I thought I had previously discussed the bible elsewhere in this thread, or at least recently.
Matthew and Luke seem to be unreliable (ie pious frauds) as they needed to use Mark as a reference, and then added stuff to it. John is a theological document, offering attestation to things to which the author had no chance to witness. I find the apostles letters interesting as a record of contemporary teaching, but not so much as a record of Jesus.
Which leaves us with Mark, written after the principles were safely dead, about the time of the fall of Jerusalem, as an attempt to separate Christianity from the Jews who were, you may recall, on the outs for rebellion. The Jews were forced to evacuate Jerusalem.
Writing it at that time makes its prophecy of things which take place before its writing a low risk effort.
OT prophecies I find unconvincing as people would go through the list of prophecies and then tailor their story (even if not modeling the actual events) to fulfill the putative prophecy.
He doesnt call! He doesnt write!
Jesus has already answered your joke. Proof is subjective, and evidence is objective. Neither I nor anyone else can convince another person of the veracity of the four Gospels, when that person has set his mind in concrete, and refuses to examine and accept solid evidence.
Simon Greenleaf, one of the principal founders of Harvard wrote the rules for what is acceptable evidence on which United States law is based.
Greenleaf's Treatise on the Law of Evidence, published in three volumes between 1842 and 1853, forms the basis for his study of the Gospels. Greenleaf came to the conclusion that the witnesses were reliable, and the resurrection of Jesus occurred. See his The Testimony of the Evangelists, Examined by the Rules of Evidence Administered in Courts of Justice.
It is not so much that no one questioned their testimony, but that the questioning of their testimony (which is alluded to, not given) is not recorded by the religious authors, or their followers.
Hence the argument of the early church that you had to have faith, or be damned. They didn’t have enough evidence to convince skeptical inquiry, and so condemned any who would not accept it on faith.
I take it he doesn’t call, write, or send you emails either.
Neither I nor anyone else can convince another person of the veracity of the four Gospels, when that person has set his mind in concrete, and refuses to examine and accept solid evidence.
***Yup. Even Wikipedia treats the subject more fairly than what’s being postulated here.

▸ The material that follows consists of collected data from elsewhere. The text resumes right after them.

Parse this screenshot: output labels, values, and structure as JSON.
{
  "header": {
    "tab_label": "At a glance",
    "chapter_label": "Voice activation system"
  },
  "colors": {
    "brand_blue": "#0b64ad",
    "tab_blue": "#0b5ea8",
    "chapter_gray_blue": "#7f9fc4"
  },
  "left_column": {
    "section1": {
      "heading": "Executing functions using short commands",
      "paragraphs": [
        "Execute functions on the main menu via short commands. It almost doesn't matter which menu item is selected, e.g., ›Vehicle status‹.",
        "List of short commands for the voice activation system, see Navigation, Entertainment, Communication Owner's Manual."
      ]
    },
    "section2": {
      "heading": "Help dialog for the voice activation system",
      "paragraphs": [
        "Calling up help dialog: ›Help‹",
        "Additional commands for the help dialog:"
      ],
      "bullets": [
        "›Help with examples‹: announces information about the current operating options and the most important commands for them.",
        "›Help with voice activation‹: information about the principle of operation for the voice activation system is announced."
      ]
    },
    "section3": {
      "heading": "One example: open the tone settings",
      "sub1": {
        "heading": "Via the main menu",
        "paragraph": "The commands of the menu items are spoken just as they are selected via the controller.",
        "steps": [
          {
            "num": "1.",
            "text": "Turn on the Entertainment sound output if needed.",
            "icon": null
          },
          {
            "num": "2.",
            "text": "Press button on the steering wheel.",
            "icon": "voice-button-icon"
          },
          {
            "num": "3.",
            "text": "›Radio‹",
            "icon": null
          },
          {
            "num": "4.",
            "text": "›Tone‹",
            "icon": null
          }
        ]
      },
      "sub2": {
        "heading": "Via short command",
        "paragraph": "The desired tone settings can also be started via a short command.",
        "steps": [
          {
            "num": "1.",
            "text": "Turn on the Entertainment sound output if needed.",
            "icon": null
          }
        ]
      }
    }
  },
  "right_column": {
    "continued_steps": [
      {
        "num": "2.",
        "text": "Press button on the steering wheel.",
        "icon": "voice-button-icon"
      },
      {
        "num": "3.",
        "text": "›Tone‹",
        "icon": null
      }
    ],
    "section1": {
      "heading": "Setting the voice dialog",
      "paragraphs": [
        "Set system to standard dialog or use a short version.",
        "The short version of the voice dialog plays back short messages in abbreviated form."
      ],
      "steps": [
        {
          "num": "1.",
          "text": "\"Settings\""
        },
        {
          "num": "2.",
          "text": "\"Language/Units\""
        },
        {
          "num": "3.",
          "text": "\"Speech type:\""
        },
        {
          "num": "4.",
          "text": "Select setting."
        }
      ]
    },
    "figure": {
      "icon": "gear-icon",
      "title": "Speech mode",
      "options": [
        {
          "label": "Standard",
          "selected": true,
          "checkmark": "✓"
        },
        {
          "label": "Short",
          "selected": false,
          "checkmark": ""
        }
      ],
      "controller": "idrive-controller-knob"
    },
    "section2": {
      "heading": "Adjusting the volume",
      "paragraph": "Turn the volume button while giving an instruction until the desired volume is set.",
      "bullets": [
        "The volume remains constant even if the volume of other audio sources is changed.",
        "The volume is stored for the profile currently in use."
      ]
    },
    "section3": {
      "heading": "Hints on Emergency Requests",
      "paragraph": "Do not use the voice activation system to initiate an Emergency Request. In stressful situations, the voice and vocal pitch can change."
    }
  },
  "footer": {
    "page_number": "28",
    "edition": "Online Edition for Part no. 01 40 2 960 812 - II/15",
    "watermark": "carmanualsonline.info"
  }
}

http://en.wikipedia.org/wiki/Sources_for_the_Historicity_of_Jesus
In 1543 John Calvin, in his Treatise on Relics, wrote of the shroud, which was then at Nice (it was moved to Turin in 1578), “How is it possible that those sacred historians, who carefully related all the miracles that took place at Christ’s death, should have omitted to mention one so remarkable as the likeness of the body of our Lord remaining on its wrapping sheet?” In an interpretation of the Gospel of John[20:67] Calvin concluded that strips of linen were used to cover the body (excluding the head) and a separate cloth to cover the head.[36] He then stated that “either St. John is a liar,” or else anyone who promotes such a shroud is “convicted of falsehood and deceit”
So per Calvin, since John and the Shroud disagree, you can assert that one of them is false, or both of them are false, but not that both are true.
I have been told that I shouldn’t trust Wikipedia, by committed Christians. So is it now a good source?
It is so hard to keep up with which lie I am to believe.
You are wrong! Over forty years ago I was a Christ hater. I threw items at Christians and spat on them. One of those believers later became a pastor, and wrote a sermon titled, "The Meanest Man I Ever Met." I spent several years as a member in the Green Berets during the Sixties, and so that should give you an idea of my state at that time. However, the believer's conduct in the face of being persecuted convinced me to examine the evidence. Jesus sent me emails, but I didn't recognize them earlier.
I never thought the evidence for the shroud rose to the level of proof.